Blake Lively has become a strong actress over the last five years, after entering the decade with the likes of Green Lantern and Savages – two of the worst movies of the 2010s. Lately she's proven herself in melodramas (The Age of Adaline), action movies (The Shallows) and thrillers (A Simple Favor). Here, she plays Stephanie, a woman still reeling from the death of her family in a plane crash. She's turned to drugs and prostitution to cope. (Kudos to the make-up artists for actually making one of the most beautiful women on the planet look like she's been through hell.)
When an investigative journalist (Raza Jaffrey) contacts her, claiming the plane crash wasn't an accident, she's initially skeptical, but tracks down his ex-intelligence contact B (Jude Law) to get more answers. B forces her to detox, training her to become an assassin. The first half of the film is its strongest, providing some much-needed comic relief. Once she's out in the field, the film twists and turns a few too many times, needlessly complicating what should be a lean revenge story.
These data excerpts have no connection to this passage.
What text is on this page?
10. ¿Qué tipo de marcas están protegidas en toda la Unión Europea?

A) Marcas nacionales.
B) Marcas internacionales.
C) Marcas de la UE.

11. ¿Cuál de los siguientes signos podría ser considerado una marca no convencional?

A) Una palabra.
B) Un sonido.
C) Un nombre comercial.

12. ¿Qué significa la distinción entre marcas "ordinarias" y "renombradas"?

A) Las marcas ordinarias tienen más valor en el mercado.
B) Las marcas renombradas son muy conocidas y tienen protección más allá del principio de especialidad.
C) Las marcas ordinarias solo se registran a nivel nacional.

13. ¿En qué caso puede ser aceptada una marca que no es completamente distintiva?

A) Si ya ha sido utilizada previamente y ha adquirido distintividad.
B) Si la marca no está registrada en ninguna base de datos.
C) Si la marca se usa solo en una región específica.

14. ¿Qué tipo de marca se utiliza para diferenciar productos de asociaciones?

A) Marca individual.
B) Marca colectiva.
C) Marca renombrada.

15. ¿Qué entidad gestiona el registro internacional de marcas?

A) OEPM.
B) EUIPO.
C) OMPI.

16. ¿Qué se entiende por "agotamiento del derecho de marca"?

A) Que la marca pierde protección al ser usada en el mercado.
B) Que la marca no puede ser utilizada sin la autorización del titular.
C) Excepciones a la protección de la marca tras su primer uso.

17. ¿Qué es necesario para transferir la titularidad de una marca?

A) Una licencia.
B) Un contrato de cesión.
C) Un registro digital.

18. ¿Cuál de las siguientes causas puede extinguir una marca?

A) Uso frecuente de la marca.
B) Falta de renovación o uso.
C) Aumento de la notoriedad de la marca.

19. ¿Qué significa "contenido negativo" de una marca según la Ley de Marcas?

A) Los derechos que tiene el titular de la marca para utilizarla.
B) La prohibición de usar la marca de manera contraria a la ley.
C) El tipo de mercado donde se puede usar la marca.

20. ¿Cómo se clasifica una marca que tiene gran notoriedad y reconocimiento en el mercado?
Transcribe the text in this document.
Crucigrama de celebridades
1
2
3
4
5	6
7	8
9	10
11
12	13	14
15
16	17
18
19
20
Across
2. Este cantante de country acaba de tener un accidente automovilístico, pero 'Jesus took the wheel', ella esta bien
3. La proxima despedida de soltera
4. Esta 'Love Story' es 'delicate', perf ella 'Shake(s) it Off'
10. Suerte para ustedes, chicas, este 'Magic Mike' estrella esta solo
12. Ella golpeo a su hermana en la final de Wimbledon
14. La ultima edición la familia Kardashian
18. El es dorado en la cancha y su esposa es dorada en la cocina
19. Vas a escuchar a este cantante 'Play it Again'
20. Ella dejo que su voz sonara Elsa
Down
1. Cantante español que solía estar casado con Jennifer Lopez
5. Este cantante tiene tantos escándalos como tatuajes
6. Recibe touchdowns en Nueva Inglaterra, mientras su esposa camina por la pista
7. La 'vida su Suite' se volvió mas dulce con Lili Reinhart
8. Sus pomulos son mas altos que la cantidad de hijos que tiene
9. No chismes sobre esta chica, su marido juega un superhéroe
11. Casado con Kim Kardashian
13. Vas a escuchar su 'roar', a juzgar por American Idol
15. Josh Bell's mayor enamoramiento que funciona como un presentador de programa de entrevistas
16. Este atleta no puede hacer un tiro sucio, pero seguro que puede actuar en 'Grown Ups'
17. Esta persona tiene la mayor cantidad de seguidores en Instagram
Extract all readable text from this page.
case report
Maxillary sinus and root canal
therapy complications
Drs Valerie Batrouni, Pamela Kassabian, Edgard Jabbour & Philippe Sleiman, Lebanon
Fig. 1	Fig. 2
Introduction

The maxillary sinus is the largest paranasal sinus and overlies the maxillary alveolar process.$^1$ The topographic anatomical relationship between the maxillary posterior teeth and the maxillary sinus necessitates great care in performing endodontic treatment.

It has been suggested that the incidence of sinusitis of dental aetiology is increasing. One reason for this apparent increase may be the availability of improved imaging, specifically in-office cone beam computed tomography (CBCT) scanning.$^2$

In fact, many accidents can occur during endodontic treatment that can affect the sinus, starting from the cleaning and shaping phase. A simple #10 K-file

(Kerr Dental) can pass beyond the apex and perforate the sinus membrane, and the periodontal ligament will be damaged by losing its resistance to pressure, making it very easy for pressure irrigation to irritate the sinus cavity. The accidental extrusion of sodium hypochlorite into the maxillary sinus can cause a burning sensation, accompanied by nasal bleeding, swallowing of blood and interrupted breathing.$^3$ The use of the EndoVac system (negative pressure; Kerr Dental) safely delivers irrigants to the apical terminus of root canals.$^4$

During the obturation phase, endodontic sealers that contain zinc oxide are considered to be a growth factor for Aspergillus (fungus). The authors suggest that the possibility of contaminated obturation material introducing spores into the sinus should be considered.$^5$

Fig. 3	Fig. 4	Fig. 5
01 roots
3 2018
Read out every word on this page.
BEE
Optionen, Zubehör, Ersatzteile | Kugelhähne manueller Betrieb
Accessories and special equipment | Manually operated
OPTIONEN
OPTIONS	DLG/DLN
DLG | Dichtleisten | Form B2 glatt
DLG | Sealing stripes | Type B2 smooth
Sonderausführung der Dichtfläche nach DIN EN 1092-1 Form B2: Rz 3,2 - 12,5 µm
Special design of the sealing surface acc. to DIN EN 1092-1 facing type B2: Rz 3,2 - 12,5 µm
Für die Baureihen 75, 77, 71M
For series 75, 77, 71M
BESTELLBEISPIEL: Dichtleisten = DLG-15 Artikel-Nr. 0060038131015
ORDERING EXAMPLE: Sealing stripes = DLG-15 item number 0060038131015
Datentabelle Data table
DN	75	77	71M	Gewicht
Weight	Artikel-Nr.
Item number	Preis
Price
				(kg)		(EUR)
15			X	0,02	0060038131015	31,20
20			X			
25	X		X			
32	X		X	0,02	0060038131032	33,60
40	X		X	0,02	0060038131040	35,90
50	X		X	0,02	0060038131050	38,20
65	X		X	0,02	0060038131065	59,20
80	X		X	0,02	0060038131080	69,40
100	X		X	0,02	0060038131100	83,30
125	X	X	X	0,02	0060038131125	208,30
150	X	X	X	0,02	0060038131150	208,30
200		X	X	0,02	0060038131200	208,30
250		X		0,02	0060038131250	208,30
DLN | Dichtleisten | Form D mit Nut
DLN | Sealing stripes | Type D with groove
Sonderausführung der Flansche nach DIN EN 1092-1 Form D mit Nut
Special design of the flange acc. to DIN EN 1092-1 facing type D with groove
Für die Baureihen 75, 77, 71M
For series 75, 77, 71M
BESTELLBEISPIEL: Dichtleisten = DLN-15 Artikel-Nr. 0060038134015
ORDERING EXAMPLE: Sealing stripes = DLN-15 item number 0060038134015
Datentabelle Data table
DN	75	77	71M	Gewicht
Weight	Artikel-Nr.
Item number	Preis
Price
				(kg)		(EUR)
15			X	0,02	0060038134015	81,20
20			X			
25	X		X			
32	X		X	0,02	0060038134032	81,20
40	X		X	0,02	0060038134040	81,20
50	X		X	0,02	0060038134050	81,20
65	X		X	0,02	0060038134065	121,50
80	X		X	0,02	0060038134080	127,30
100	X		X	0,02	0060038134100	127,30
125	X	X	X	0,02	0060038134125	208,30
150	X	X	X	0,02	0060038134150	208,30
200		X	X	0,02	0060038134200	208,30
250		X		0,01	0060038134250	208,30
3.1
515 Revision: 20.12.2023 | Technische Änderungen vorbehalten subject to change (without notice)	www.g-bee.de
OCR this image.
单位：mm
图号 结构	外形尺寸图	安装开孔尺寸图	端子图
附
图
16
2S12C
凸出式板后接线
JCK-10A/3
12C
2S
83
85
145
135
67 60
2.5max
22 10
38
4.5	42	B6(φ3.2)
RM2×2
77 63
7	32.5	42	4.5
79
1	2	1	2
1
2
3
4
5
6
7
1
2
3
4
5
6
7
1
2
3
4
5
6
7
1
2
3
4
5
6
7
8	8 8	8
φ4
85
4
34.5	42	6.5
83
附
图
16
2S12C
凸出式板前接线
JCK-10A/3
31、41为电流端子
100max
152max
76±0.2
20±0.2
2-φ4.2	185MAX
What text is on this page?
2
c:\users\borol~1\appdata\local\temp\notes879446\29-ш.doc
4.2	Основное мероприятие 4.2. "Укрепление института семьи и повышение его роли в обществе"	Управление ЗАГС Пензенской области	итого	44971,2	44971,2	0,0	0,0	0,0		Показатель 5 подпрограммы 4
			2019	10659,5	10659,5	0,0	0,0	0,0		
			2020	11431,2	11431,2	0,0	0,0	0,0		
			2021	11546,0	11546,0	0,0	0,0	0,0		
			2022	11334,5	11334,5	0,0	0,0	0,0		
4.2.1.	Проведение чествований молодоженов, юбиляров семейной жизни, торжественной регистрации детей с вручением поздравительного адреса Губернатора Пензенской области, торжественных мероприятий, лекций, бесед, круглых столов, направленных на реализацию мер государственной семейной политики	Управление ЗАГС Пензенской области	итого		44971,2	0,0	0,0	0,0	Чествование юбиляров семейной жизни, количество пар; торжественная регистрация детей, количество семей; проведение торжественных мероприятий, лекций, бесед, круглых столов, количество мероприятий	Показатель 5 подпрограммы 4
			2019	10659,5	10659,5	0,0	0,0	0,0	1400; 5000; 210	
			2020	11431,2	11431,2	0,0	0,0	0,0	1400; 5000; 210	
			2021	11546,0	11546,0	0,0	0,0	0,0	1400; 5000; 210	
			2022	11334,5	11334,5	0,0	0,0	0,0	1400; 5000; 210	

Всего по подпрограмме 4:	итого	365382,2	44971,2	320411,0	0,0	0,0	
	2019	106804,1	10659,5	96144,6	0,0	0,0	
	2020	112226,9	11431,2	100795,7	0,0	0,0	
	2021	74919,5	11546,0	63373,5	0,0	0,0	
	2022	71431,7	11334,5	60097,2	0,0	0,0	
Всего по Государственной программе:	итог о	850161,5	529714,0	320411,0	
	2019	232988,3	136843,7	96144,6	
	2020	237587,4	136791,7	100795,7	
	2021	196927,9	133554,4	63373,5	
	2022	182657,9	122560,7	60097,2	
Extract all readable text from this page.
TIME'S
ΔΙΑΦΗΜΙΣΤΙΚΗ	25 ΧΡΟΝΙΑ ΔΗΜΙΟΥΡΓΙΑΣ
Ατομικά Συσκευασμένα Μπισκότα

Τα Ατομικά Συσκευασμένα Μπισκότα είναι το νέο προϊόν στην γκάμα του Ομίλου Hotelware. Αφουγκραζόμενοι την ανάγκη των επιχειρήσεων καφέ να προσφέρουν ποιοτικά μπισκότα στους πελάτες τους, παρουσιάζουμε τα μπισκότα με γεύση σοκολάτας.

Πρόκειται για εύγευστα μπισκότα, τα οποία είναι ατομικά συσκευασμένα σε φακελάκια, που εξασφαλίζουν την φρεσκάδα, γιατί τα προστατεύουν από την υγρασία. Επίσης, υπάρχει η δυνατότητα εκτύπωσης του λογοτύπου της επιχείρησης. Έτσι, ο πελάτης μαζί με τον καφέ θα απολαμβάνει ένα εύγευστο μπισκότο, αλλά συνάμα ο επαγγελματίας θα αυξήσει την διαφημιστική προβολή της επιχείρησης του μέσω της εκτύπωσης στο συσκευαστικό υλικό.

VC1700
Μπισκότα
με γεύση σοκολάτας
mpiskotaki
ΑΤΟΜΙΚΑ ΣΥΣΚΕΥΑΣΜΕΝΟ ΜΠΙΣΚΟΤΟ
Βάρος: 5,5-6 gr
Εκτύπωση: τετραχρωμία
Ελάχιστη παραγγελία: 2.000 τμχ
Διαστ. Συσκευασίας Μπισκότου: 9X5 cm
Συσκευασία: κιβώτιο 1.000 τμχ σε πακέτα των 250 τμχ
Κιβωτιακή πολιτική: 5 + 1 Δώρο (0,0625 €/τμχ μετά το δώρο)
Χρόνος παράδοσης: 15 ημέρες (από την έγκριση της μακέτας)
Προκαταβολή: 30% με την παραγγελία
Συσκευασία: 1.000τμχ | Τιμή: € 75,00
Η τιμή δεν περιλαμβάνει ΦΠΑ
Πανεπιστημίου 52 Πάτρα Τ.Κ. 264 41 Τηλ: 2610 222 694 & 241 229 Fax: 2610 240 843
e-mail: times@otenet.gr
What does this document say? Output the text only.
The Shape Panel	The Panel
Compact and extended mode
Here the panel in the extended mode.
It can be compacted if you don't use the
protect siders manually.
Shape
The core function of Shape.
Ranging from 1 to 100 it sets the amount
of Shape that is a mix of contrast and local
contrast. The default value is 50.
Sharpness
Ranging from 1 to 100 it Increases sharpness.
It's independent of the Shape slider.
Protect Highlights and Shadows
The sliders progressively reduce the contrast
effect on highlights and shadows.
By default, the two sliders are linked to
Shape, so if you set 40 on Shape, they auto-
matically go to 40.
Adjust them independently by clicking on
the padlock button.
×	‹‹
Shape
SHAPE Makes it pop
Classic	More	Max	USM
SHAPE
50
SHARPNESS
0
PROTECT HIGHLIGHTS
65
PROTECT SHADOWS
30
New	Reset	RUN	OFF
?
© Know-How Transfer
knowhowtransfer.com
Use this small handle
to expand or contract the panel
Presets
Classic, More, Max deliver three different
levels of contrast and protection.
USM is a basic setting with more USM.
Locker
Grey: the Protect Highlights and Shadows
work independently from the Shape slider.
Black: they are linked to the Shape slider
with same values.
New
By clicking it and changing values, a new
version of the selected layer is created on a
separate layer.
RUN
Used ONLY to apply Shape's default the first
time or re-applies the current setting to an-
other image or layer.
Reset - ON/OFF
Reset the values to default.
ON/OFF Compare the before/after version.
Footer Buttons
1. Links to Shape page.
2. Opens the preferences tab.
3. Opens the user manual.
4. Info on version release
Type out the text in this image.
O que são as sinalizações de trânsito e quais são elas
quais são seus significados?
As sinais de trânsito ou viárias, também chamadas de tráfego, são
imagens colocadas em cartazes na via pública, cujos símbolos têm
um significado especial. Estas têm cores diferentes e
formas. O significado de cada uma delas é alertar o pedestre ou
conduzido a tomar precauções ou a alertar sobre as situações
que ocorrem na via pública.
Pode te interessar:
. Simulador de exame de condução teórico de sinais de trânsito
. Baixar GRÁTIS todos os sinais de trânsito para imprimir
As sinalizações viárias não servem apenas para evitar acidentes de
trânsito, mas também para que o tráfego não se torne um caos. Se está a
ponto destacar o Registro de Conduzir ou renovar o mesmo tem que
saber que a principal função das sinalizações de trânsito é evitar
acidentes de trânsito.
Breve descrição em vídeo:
The film does unveil a final surprise, but it hasn't done enough legwork to make it feel as devastating as it should. Everyone around her is a shady murderer. It's not a huge shock when one of them turns out to be the bad guy she's been searching for.
But the film has strength in its action beats. Reed Morano (The Handmaid's Tale) often shoots in intense close-ups, and it's extremely effective here, especially during a car chase in Tangiers, with its narrow roads and steep cliffs. This isn't quite John le Carré or James Bond (which shares a producer here), but it's almost there.